自分もいつか…という身近な死への恐怖感は、自分と、それ以外の他人との距離を小さいながらに痛感しただろう。

いつかよくなるからね、とか、元気になったらね、とか、よかれと思って結果として嘘になる大人の言葉に翻弄され、まっすぐな魂はそれでも淀まず、『僕は自分がどうなっても助けに行く』と、新聞で読んだ水難事故の、誰も救助に行かなかったことに憤る。

この、いつも人に誤解されることも恐れずぶつかっても決して曲げない強情さ。

生きているもんは切れん、と髪や爪さえも切りたがらなかった死生観。

勝負に関しても、終盤に強いだけではと研究を繰り返し、序中盤も鍛えながら終盤に磨きもかける。

29年しか、生きられなかった。

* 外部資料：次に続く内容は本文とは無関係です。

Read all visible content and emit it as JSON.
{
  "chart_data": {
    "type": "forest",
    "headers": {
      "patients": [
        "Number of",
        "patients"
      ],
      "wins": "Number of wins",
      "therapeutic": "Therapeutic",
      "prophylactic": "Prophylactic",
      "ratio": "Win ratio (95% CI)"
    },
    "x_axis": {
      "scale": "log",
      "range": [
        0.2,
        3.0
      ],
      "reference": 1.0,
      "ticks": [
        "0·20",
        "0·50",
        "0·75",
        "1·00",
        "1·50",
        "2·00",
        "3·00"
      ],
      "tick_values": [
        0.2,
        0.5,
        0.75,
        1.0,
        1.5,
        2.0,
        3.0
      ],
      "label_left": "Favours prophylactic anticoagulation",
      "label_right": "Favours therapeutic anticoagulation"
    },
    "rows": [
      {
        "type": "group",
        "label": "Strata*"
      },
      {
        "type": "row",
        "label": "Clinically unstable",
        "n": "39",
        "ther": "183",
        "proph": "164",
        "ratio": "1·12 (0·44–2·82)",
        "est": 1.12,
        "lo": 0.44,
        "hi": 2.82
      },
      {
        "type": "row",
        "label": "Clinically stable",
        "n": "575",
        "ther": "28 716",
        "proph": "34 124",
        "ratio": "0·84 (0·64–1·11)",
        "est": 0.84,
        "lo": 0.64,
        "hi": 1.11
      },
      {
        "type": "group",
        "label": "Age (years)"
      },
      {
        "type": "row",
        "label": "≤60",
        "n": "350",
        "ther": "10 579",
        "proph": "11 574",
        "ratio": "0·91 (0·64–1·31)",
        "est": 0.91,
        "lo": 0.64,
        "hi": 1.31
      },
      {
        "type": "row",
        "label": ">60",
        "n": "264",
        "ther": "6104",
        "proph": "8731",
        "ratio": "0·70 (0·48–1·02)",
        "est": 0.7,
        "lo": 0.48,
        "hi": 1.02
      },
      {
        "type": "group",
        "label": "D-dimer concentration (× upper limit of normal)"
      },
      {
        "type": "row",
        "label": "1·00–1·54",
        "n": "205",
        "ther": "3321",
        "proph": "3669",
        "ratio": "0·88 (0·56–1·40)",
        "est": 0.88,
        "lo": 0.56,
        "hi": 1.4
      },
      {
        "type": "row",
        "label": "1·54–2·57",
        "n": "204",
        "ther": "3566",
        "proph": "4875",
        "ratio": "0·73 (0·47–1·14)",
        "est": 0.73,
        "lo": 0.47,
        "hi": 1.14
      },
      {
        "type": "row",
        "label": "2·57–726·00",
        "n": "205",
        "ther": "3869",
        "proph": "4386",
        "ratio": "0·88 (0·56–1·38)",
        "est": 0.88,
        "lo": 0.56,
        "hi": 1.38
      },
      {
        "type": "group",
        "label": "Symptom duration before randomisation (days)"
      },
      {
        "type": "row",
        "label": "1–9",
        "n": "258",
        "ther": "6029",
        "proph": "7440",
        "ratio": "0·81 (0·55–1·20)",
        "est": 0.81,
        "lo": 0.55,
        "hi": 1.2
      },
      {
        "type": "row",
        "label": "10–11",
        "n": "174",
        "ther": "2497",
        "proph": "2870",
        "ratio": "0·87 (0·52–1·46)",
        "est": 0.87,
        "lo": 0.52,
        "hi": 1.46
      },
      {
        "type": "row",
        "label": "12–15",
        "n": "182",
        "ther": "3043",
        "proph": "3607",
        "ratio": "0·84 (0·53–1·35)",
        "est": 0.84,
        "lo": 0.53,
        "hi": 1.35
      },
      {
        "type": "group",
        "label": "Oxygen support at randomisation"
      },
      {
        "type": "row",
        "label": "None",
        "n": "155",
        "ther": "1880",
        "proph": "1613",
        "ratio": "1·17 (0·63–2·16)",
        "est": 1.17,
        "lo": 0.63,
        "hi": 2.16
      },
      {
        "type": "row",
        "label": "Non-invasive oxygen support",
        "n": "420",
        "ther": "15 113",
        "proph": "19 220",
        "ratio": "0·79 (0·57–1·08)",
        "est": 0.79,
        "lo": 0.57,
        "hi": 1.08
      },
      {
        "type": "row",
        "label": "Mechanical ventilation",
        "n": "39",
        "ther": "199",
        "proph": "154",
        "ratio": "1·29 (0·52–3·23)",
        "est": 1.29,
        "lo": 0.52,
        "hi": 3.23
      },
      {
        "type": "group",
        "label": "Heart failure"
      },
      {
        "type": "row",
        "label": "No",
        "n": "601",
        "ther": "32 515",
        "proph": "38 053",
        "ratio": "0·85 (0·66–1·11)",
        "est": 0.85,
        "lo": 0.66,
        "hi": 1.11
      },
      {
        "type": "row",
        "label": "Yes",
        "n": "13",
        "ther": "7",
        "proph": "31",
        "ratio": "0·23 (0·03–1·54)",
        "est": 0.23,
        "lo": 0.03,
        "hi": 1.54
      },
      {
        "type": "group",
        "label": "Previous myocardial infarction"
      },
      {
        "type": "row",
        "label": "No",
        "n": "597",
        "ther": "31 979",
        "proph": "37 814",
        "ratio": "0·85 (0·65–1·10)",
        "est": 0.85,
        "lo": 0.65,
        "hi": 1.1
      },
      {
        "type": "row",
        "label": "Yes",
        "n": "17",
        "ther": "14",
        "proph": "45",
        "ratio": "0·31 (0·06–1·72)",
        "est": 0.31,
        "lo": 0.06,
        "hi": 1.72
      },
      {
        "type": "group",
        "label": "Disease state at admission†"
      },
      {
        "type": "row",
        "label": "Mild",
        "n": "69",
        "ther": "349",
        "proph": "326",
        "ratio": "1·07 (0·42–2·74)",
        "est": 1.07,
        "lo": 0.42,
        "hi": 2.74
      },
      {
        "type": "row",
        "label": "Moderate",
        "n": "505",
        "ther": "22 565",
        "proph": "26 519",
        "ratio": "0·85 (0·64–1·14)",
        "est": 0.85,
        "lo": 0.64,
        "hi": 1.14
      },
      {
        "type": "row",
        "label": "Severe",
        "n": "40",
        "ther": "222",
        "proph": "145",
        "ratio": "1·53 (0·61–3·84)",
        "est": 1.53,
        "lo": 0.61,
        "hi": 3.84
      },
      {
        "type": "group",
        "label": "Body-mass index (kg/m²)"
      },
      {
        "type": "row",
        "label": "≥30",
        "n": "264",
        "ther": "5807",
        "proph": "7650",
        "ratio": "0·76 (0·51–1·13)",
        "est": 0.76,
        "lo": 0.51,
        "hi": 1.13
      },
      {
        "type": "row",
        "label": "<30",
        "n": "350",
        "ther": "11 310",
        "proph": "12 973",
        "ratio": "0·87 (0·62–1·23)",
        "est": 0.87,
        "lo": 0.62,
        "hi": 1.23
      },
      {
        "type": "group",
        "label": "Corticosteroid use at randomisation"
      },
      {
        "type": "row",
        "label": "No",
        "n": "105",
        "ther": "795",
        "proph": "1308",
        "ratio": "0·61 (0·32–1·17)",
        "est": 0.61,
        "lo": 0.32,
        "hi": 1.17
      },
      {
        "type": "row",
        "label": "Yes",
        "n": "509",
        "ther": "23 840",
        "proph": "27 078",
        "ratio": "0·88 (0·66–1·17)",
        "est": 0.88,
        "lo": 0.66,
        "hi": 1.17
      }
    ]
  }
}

これは厳然たる事実だが、果たしてこれほど苛烈に命の炎を燃やし、目標を見失わず生きる事が、どれくらいの人にできるだろうかと何度も何度も思った。

息を引き取る直前につい使うと返答して痛み止めを使い、朦朧とする意識の中でも棋譜を諳んじて。

こんなにも熱中するものは、私にはないなぁと、溢れる涙を何度も拭いながら、少しいやだいぶ、聖がうらやましくもある。

とても愛着が出来てしまい、今頃天国で好きなだけ盤に向かっていてほしいと、願わずにいられない。